Moreau denunció que en el Gobierno de Macri hubo un "Estado paralelo, clandestino y secreto que realizó tareas de espionaje sobre 308 personas".
En ese sentido, señaló que "se estructuró de un modo sistemático un modo de acción que se desarrolló a través de células paralelas dentro del Estado".
"La conclusión acerca de esta investigación es contundente: efectivamente, en el periodo 2015-2019, no solo se llevaron a cabo tareas de espionaje sino que estamos en presencia de un plan sistemático de inteligencia ilegal cuyo objetivo era la extorsión y la persecución política", afirmó Moreau.
En el informe se afirma que "en el curso de esta investigación han surgido elementos que vinculan de modo sistemático y orgánico a sectores del Poder Judicial por lo que se recomienda a la Cámara de Senadores y a la Cámara de Diputados del Congreso Nacional la creación de una Comisión Bicameral".
Se pide que esa comisión "de modo específico examine los vínculos y conductas que un puñado de jueces, fiscales, camaristas y miembros de la Corte desviaron de las normas constitucionales afectando el Estado de Derecho en sus aspectos más esenciales como lo son la vida pública y privada de los ciudadanos, el principio de inocencia, el debido proceso y la defensa en juicio".
Moreau subrayó que ese espionaje, que "está absolutamente probado", estuvo dirigido no sólo a "figuras públicas notorias, como (la vicepresidenta) Cristina Kirchner", sino también a "otros dirigentes políticos y organizaciones no gubernamentales".
En el dictamen se señaló que "durante el Gobierno que abarcó el período 2015-2019 se utilizó el poder del Estado para implantar un plan sistemático de espionaje político ilegal como método de dominación y extorsión, al mejor estilo de la práctica mafiosa".
Puntualiza que fue "diseñado con premeditación y alevosía y en concurso con los medios de comunicación hegemónicos y el Poder Judicial, avasallaron a cientos de ciudadanos".
Pero más allá de esta mención sobre los medios de comunicación, no hubo precisiones sobre si serán investigados.
El informe considera que el "objetivo de la extorsión política y económica era claro: quebrar emocional, económica y políticamente a las víctimas seleccionadas.
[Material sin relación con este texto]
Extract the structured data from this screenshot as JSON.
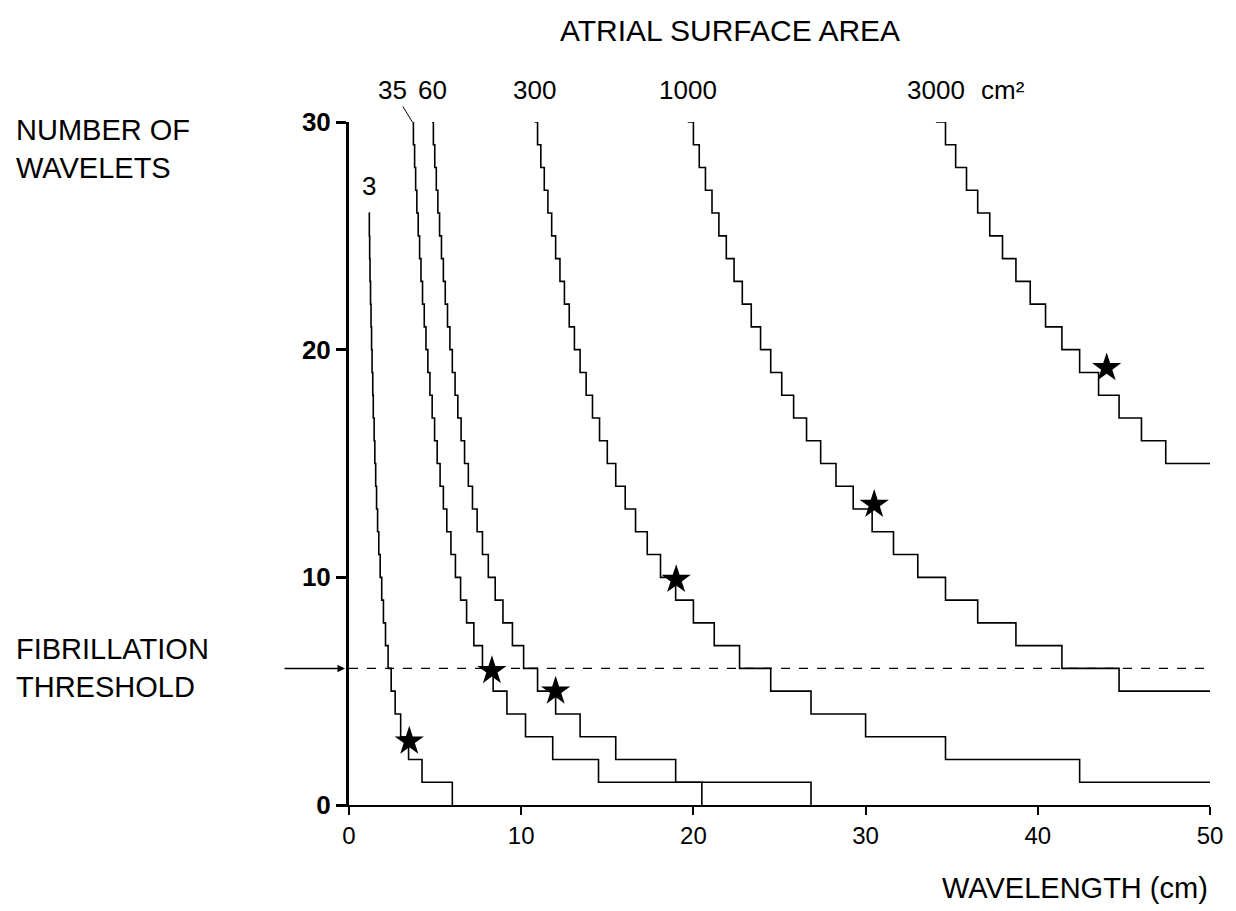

Se trataba de armar denuncias, difundirlas en los medios de comunicación y repetirlas hasta el hartazgo, creando así un clima de odio, rencor y revancha que justificara la intervención judicial sin que importaran las pruebas y mucho menos el debido proceso y las demás las garantías constitucionales".
Menciona que fueron victimas de ese plan el Instituto Patria; el submarino ARA San Juan; el Servicio Penitenciario; Pablo Barreiro; Fariña-Etchegaray; Juez Carzoglio; BrusaDovat-PDVSA; Atentado contra José Luis Vila; Pedro Etchebest; Dirigentes políticos del Norte Argentino; Gas Natural Licuado - GNL, y la expresidenta Cristina Fernández de Kirchner.
Detalla que el espionaje ilegal se produjo a través de "células armadas específicamente para ese objetivo ya que se evitó en lo posible la utilización de las estructuras profesionales preexistentes en el Estado".
"Las pruebas son concluyentes: detalladas y pormenorizadas declaraciones y confesiones de varios de los agentes que participaron y que se incluyen en los documentos que acompañan el dictamen”, agrega.
En el dictamen se destaca que "el modus operandi era ablandar, es decir extorsionar moralmente – en su buen nombre y honor - a personas a través de publicaciones, fake news y testimonios armados para que luego declaren en contra de otras, era una de las tantas tareas de las células, coordinadas con ciertos enclaves en el Poder Judicial y sectores del periodismo”.
En el ultimo tramo se afirma que "el parlamento argentino debe ser la voz de nuestros compatriotas que quieren volver a decir NUNCA MAS a estos 'sótanos de la democracia' para asegurarse, definitivamente, vivir en paz y libertad”.
En conclusión, el método denunciado es lo que Cristina instaló como “lawfare o guerra jurídica”, que según el informe consiste en “el ataque contra opositores -reales o potenciales- a través de la manipulación del Poder Judicial -como máscara de legalidad- en perfecta sincronización con los medios de comunicación hegemónicos”.